Speaking as a consumer of online programs, it is my belief they should focus on providing the highest quality educational experience in the subject areas demanded by their customers (the students.) There will always be interest in the types of subjects offered in the domain of broad based liberal arts, even if at present it seems to be a diminishing interest. But the world is changing such that the surviving institutions brokering degrees in higher education will have achieved their longevity by providing products in accordance with the prevailing demands. And it may be, at some future point, the broad based liberal arts will be in greatest demand.

Speaking as a person who did get a degree in chemistry with a goal of being a chemist (and was for a short time) but didn’t end up being a college professor, had I been forced to take classes as an undergraduate in special education or juvenile delinquency, they would have remained, after all these years, categorized as wasted time and money. But lets say for the purposes of this discussion they would have been relevant later in life. The information I learned 20 years prior in two such dynamic fields would have been so dated as to be largely irrelevant.

A valuable lesson learned early by competent software engineers and developers  is to refrain from building functionality into software that has not been demonstrated as needed by the customer, even though it might be “cool” to have or a reasonable person might speculate such capabilities might be needed. Odds are stacked such that, no matter how “cool”, the feature will not be needed or even desired. (Anybody here remember “Clippy” the friendly little helper in Microsoft Word? I rest my case.)

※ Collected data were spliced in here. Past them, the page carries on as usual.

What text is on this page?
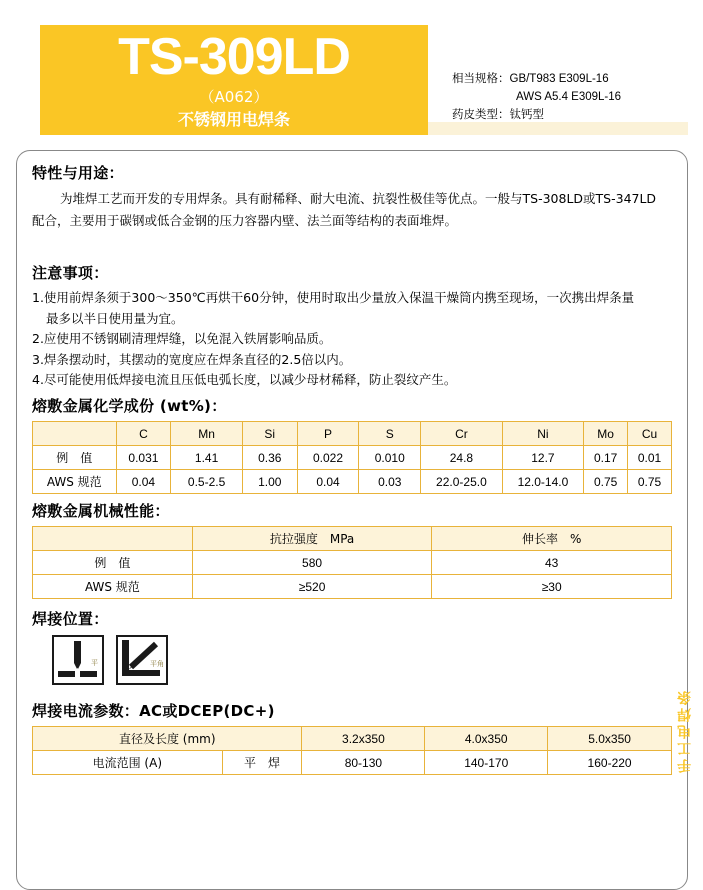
TS-309LD
（A062）
不锈钢用电焊条
相当规格：GB/T983 E309L-16
AWS A5.4 E309L-16
药皮类型：钛钙型
特性与用途：
为堆焊工艺而开发的专用焊条。具有耐稀释、耐大电流、抗裂性极佳等优点。一般与TS-308LD或TS-347LD
配合，主要用于碳钢或低合金钢的压力容器内壁、法兰面等结构的表面堆焊。
注意事项：
1.使用前焊条须于300～350℃再烘干60分钟，使用时取出少量放入保温干燥筒内携至现场，一次携出焊条量
最多以半日使用量为宜。
2.应使用不锈钢刷清理焊缝，以免混入铁屑影响品质。
3.焊条摆动时，其摆动的宽度应在焊条直径的2.5倍以内。
4.尽可能使用低焊接电流且压低电弧长度，以减少母材稀释，防止裂纹产生。
熔敷金属化学成份 (wt%)：
	C	Mn	Si	P	S	Cr	Ni	Mo	Cu
例　值	0.031	1.41	0.36	0.022	0.010	24.8	12.7	0.17	0.01
AWS 规范	0.04	0.5-2.5	1.00	0.04	0.03	22.0-25.0	12.0-14.0	0.75	0.75
熔敷金属机械性能：
	抗拉强度　MPa	伸长率　%
例　值	580	43
AWS 规范	≥520	≥30
焊接位置：
平	平角
焊接电流参数：AC或DCEP(DC+)
直径及长度 (mm)		3.2x350	4.0x350	5.0x350
电流范围 (A)	平　焊	80-130	140-170	160-220	手工电焊条
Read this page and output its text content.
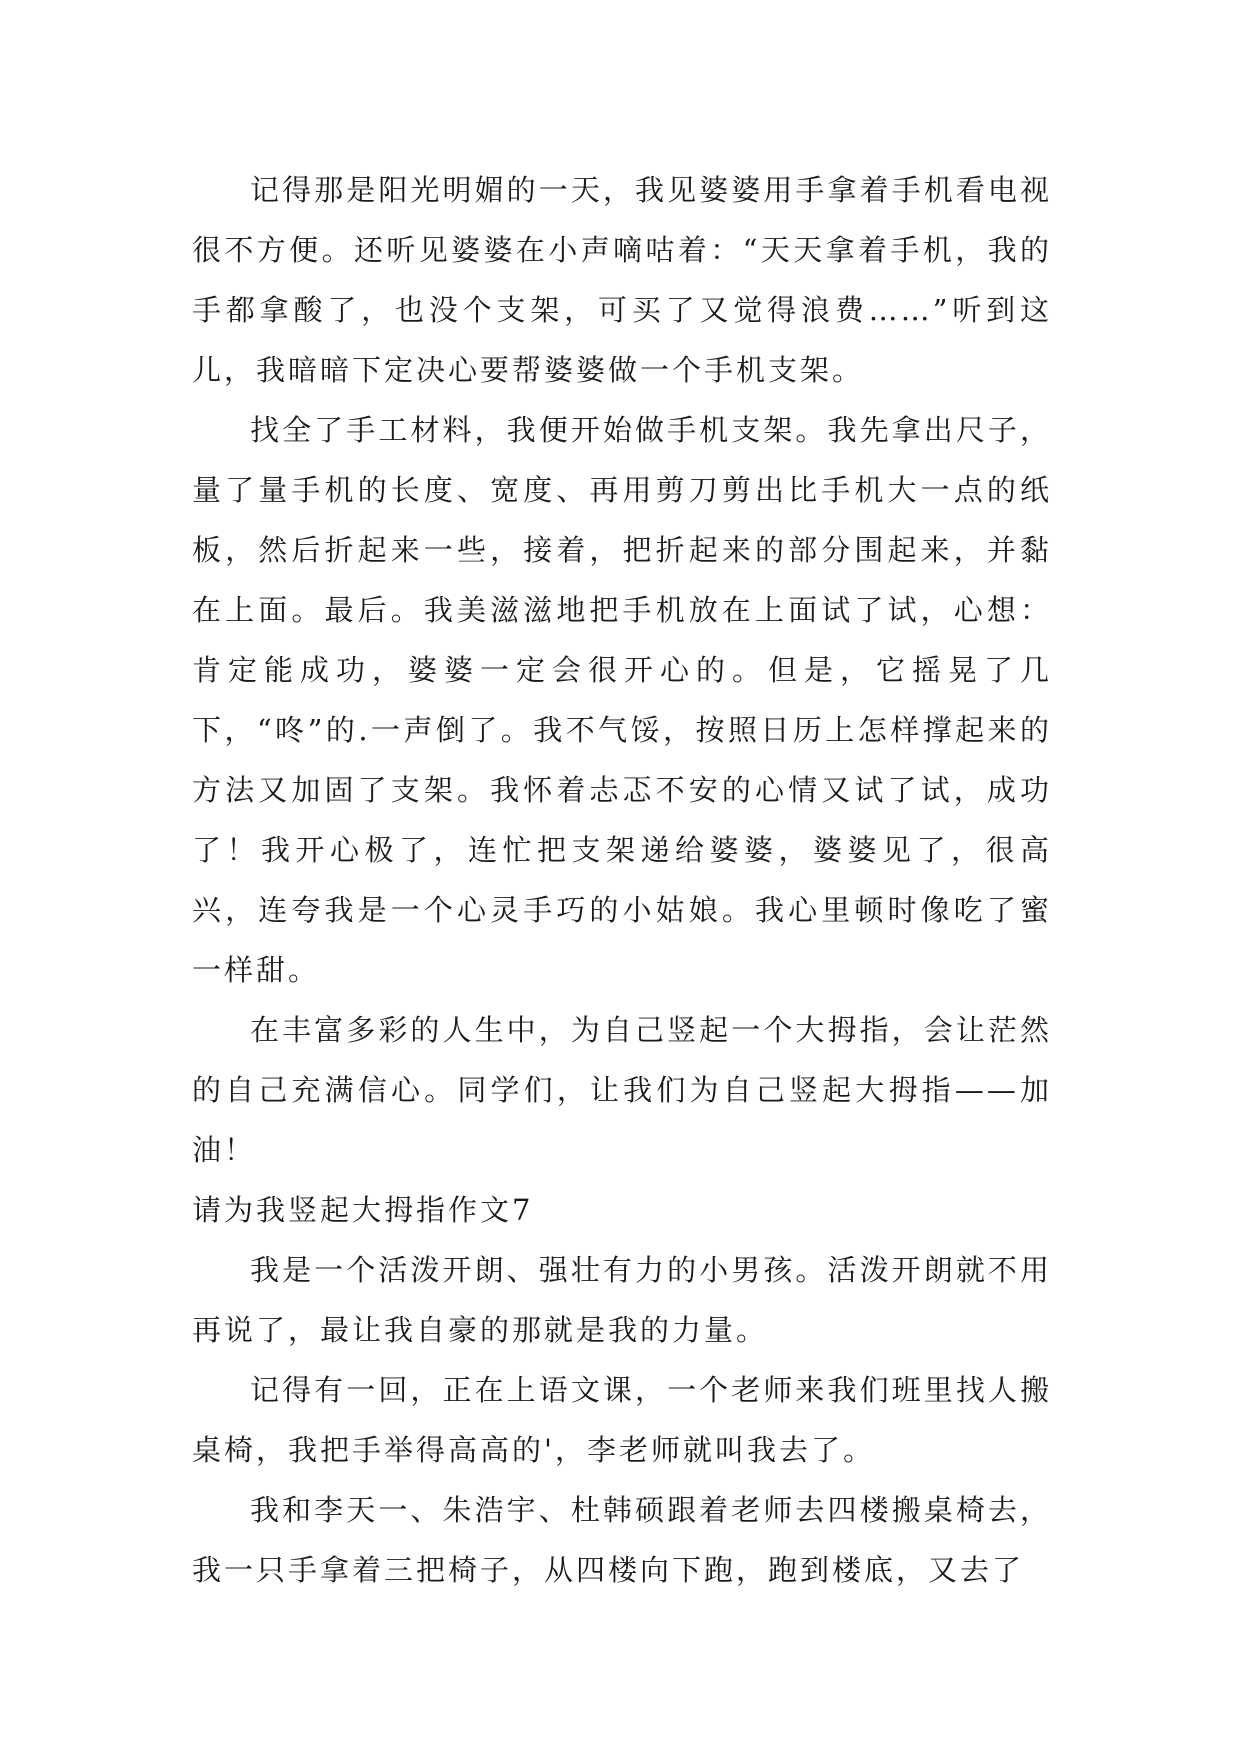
记得那是阳光明媚的一天，我见婆婆用手拿着手机看电视很不方便。还听见婆婆在小声嘀咕着：“天天拿着手机，我的手都拿酸了，也没个支架，可买了又觉得浪费……”听到这儿，我暗暗下定决心要帮婆婆做一个手机支架。

找全了手工材料，我便开始做手机支架。我先拿出尺子，量了量手机的长度、宽度、再用剪刀剪出比手机大一点的纸板，然后折起来一些，接着，把折起来的部分围起来，并黏在上面。最后。我美滋滋地把手机放在上面试了试，心想：肯定能成功，婆婆一定会很开心的。但是，它摇晃了几下，“咚”的.一声倒了。我不气馁，按照日历上怎样撑起来的方法又加固了支架。我怀着忐忑不安的心情又试了试，成功了！我开心极了，连忙把支架递给婆婆，婆婆见了，很高兴，连夸我是一个心灵手巧的小姑娘。我心里顿时像吃了蜜一样甜。

在丰富多彩的人生中，为自己竖起一个大拇指，会让茫然的自己充满信心。同学们，让我们为自己竖起大拇指——加油！

请为我竖起大拇指作文7

我是一个活泼开朗、强壮有力的小男孩。活泼开朗就不用再说了，最让我自豪的那就是我的力量。

记得有一回，正在上语文课，一个老师来我们班里找人搬桌椅，我把手举得高高的'，李老师就叫我去了。

我和李天一、朱浩宇、杜韩硕跟着老师去四楼搬桌椅去，我一只手拿着三把椅子，从四楼向下跑，跑到楼底，又去了
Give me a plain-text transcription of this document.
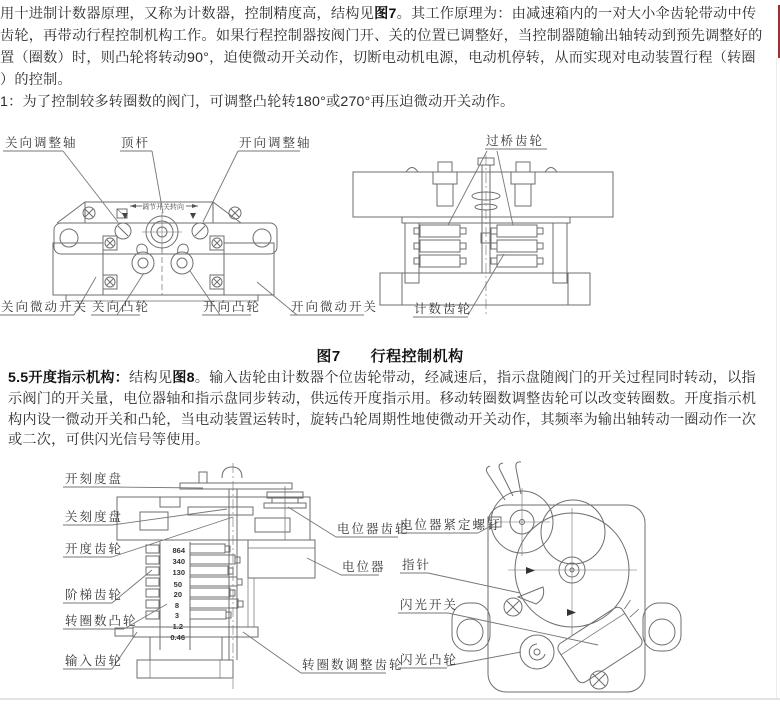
用十进制计数器原理，又称为计数器，控制精度高，结构见图7。其工作原理为：由减速箱内的一对大小伞齿轮带动中传
齿轮，再带动行程控制机构工作。如果行程控制器按阀门开、关的位置已调整好，当控制器随输出轴转动到预先调整好的
置（圈数）时，则凸轮将转动90°，迫使微动开关动作，切断电动机电源，电动机停转，从而实现对电动装置行程（转圈
）的控制。
1：为了控制较多转圈数的阀门，可调整凸轮转180°或270°再压迫微动开关动作。
关向调整轴	顶杆	开向调整轴
关向微动开关 关向凸轮	开向凸轮 开向微动开关
过桥齿轮
计数齿轮
调节开关转向
图7 行程控制机构
5.5开度指示机构：结构见图8。输入齿轮由计数器个位齿轮带动，经减速后，指示盘随阀门的开关过程同时转动，以指
示阀门的开关量，电位器轴和指示盘同步转动，供远传开度指示用。移动转圈数调整齿轮可以改变转圈数。开度指示机
构内设一微动开关和凸轮，当电动装置运转时，旋转凸轮周期性地使微动开关动作，其频率为输出轴转动一圈动作一次
或二次，可供闪光信号等使用。
开刻度盘
关刻度盘
开度齿轮
阶梯齿轮
转圈数凸轮
输入齿轮
电位器齿轮
电位器
转圈数调整齿轮
电位器紧定螺钉
指针
闪光开关
闪光凸轮
864
340
130
50
20
8
3
1.2
0.46
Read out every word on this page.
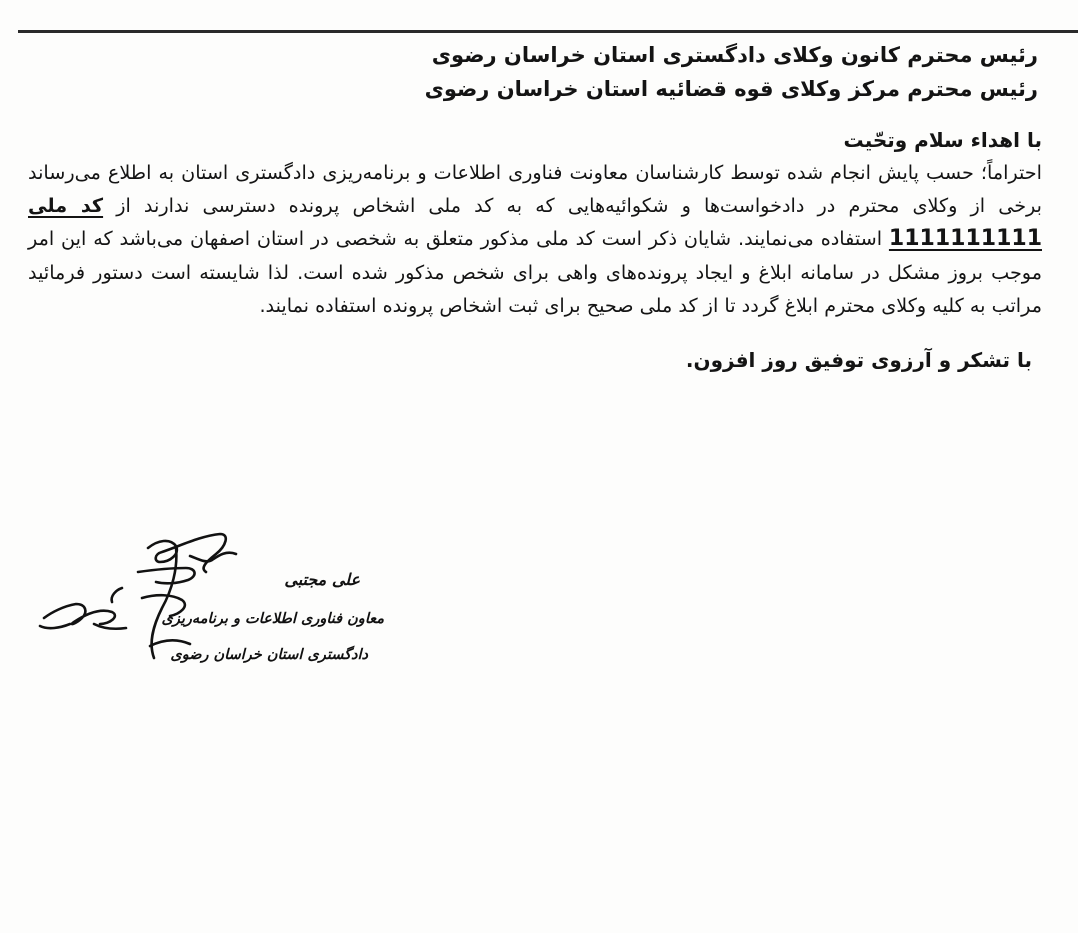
رئیس محترم کانون وکلای دادگستری استان خراسان رضوی
رئیس محترم مرکز وکلای قوه قضائیه استان خراسان رضوی
با اهداء سلام وتحّیت

احتراماً؛ حسب پایش انجام شده توسط کارشناسان معاونت فناوری اطلاعات و برنامه‌ریزی دادگستری استان به اطلاع می‌رساند برخی از وکلای محترم در دادخواست‌ها و شکوائیه‌هایی که به کد ملی اشخاص پرونده دسترسی ندارند از کد ملی 1111111111 استفاده می‌نمایند. شایان ذکر است کد ملی مذکور متعلق به شخصی در استان اصفهان می‌باشد که این امر موجب بروز مشکل در سامانه ابلاغ و ایجاد پرونده‌های واهی برای شخص مذکور شده است. لذا شایسته است دستور فرمائید مراتب به کلیه وکلای محترم ابلاغ گردد تا از کد ملی صحیح برای ثبت اشخاص پرونده استفاده نمایند.

با تشکر و آرزوی توفیق روز افزون.
علی مجتبی
معاون فناوری اطلاعات و برنامه‌ریزی
دادگستری استان خراسان رضوی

The same principle should be applied to education at the college level. It is presumptuous in the extreme for a college to assume what students might need later in life. Who among us has not diverged considerably from the plans we had early in life? It’s not just career changes that effect what’s relevant. It’s everything else – marriage, children, travel, personal triumphs and tragedies – that alters what we consider important and interesting. When I was an undergraduate, the very idea of making a living from writing software was almost laughable. But years later, the PC had become a commodity and I made a very good living writing and designing software solutions.

With respect to knowledge and expertise, the vast majority of what I needed and used to succeed was acquired outside of public education and college. They were busy telling me what to think when what I need to succeed were skills for how to think. Every successful person I can think of learned this outside the confines of structured educational programs.